Hardaway, Richmond and Mullin formed the trio known as “Run TMC,” which remains popular today. Mullin entered the Hall in 2011, Richmond three years later. And they were on the stage Saturday night, seated just to Hardaway’s left, when his wait finally ended.
“Legendary, baby,” Hardaway said. “We was legendary.”
Also honored were seven more new Hall members, all deceased: one of NBA’s first Black referees in Hugh Evans, six-time All-Star Lou Hudson, former coach Larry Costello, international great Radivoj Korac and a trio of former Harlem Globetrotters in Wyatt “Sonny” Boswell, Inman Jackson and Albert “Runt” Pullins.
And special tribute was paid to two-time Hall of Fame inductee Bill Russell, who made it in as a player, then as a coach. Russell died earlier this year, and the ceremony Saturday began with Hall of Famers Jerry West and Alonzo Mourning paying respect to the 11-time champion.

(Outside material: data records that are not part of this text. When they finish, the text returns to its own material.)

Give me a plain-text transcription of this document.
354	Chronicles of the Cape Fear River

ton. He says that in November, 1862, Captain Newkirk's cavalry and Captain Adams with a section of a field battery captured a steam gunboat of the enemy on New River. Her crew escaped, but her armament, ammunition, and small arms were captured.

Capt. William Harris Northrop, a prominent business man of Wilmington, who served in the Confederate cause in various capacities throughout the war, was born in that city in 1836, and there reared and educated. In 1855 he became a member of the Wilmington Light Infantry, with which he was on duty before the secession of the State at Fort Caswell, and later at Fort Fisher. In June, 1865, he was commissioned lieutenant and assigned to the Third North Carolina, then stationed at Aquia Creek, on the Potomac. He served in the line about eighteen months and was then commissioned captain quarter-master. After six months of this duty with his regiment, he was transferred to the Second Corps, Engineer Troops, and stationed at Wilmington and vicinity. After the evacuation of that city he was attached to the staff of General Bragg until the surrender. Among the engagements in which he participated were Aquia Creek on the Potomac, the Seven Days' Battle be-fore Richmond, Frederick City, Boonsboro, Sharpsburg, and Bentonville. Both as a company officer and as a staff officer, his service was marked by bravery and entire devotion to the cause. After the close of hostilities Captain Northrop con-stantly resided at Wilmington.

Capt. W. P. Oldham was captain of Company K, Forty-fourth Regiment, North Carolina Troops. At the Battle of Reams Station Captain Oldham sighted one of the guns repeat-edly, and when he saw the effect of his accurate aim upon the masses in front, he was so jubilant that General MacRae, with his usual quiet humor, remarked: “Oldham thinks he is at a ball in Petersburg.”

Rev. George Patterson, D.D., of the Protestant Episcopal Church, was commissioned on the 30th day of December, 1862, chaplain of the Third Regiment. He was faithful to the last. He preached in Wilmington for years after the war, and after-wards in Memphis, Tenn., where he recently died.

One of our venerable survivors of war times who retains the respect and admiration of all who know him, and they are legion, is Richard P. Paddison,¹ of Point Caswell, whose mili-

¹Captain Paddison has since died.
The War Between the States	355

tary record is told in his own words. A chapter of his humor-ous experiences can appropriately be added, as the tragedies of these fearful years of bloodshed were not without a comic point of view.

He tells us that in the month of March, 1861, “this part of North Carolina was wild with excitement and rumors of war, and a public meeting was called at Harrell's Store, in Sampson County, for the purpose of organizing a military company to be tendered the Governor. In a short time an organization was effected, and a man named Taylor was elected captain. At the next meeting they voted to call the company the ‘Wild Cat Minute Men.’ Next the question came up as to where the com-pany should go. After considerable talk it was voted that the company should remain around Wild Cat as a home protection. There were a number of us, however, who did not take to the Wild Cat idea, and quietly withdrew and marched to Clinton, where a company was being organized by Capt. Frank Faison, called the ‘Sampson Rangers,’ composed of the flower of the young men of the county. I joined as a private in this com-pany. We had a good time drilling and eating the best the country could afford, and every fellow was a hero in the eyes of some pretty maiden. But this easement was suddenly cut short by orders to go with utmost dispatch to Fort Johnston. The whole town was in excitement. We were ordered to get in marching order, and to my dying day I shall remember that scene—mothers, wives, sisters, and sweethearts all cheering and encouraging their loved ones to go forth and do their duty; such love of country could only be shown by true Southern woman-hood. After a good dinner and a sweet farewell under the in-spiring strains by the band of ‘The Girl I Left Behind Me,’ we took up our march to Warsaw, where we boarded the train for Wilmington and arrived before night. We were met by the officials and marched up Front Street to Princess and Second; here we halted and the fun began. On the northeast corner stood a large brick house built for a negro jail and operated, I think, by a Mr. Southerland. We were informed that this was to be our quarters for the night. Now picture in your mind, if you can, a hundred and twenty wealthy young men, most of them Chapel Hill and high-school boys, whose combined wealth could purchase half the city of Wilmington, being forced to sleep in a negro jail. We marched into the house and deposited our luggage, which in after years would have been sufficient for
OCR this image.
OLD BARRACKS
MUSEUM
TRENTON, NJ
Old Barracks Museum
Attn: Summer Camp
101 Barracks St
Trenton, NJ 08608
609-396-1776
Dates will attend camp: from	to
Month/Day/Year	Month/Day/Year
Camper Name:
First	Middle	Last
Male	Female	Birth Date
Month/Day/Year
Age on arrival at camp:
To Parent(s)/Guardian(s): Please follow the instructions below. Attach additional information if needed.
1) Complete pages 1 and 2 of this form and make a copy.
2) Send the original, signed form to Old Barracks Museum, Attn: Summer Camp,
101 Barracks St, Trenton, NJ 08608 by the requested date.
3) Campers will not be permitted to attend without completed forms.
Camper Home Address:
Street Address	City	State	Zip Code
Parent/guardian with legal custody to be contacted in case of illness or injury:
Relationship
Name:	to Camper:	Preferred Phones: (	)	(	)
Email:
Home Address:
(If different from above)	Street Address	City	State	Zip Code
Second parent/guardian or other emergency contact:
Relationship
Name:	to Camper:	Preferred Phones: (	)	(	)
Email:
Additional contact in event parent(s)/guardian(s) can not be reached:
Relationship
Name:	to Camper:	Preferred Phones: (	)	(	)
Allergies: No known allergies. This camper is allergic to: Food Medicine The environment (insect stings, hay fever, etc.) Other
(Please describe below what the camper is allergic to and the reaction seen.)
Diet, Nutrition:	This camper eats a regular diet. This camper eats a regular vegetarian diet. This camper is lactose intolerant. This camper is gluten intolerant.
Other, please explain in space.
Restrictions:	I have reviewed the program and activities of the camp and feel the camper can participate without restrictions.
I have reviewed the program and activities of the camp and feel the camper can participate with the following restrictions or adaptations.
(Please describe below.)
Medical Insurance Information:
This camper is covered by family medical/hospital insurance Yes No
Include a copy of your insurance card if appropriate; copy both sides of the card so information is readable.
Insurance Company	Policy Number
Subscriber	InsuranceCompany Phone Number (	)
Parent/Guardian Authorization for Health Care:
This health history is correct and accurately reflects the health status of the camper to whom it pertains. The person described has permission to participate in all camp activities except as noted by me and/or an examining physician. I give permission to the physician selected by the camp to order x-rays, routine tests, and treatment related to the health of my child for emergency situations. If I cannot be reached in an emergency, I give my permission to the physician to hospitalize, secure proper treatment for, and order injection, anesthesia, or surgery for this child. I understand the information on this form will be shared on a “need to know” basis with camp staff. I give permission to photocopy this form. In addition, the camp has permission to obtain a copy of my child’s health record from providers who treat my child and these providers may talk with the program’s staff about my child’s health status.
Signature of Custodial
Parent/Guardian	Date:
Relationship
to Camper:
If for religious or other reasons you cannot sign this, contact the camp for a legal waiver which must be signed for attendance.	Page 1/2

“Bill was the ultimate competitor on the court and a remarkable human being off of it,” West said. “And in his own way, he made all the lives he touched a little better. That’s why he’ll be missed, especially by those who were fortunate enough to know him.”
Added Mourning, who spoke of Russell’s work as a champion of social justice: “Rest in power, my friend.”